The changing focus of emotion-recognition startup Affectiva illustrates the challenge. The company emerged in 2009 from an MIT project trying to help people with autism understand people around them. It won funding from investors that include advertising giant WPP and launched products to help marketers measure audience reaction to commercials and other content. More recently, the company has focused on improving car safety, for example, through technology to spot when drivers are sleepy or angry. Affectiva announced $26 million in funding earlier this year, with auto parts manufacturer Aptiv as lead investor. The company declined to comment.
At least one big tech company appears to have decided that emotion recognition isn’t worth the effort. IBM competes with Amazon and Microsoft in cloud computing and facial recognition but does not offer emotion detection. An IBM spokesperson said the company does not plan to offer such a service.

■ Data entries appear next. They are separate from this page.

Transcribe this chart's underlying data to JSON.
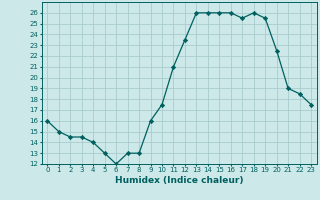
{
  "x": [
    0,
    1,
    2,
    3,
    4,
    5,
    6,
    7,
    8,
    9,
    10,
    11,
    12,
    13,
    14,
    15,
    16,
    17,
    18,
    19,
    20,
    21,
    22,
    23
  ],
  "y": [
    16,
    15,
    14.5,
    14.5,
    14,
    13,
    12,
    13,
    13,
    16,
    17.5,
    21,
    23.5,
    26,
    26,
    26,
    26,
    25.5,
    26,
    25.5,
    22.5,
    19,
    18.5,
    17.5
  ],
  "line_color": "#006060",
  "marker_color": "#006060",
  "bg_color": "#cce8e8",
  "grid_color": "#aacccc",
  "xlabel": "Humidex (Indice chaleur)",
  "ylabel": "",
  "ylim": [
    12,
    27
  ],
  "xlim": [
    -0.5,
    23.5
  ],
  "yticks": [
    12,
    13,
    14,
    15,
    16,
    17,
    18,
    19,
    20,
    21,
    22,
    23,
    24,
    25,
    26
  ],
  "xticks": [
    0,
    1,
    2,
    3,
    4,
    5,
    6,
    7,
    8,
    9,
    10,
    11,
    12,
    13,
    14,
    15,
    16,
    17,
    18,
    19,
    20,
    21,
    22,
    23
  ],
  "xlabel_color": "#006060",
  "tick_color": "#006060",
  "tick_label_color": "#006060",
  "tick_fontsize": 5.0,
  "xlabel_fontsize": 6.5
}
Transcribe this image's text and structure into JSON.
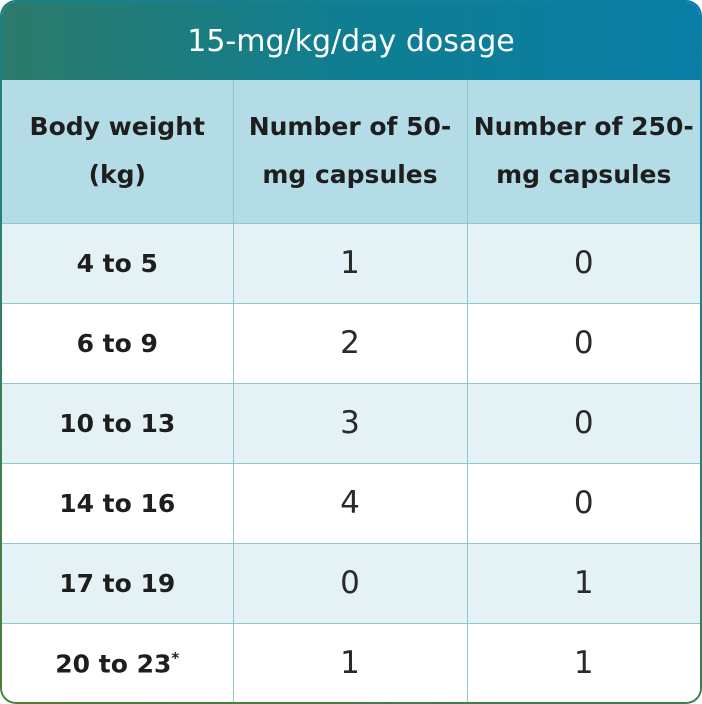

Google does not offer facial recognition, a decision it says resulted from an internal ethical review raising concerns that the technology could be used to infringe privacy. But the company’s AI cloud services will detect and analyze faces in photos, estimating age, gender, and four emotions: joy, sorrow, anger, and surprise.
Google says its emotion-detection features passed through the same review process that nixed facial recognition. The company has also decided that it’s OK to apply the technology to personal photos of its users.
Searching for “happiness,” “surprise,” or “anger” in Google’s Photos app will surface images with appropriate facial expressions. It will also look for “fear.”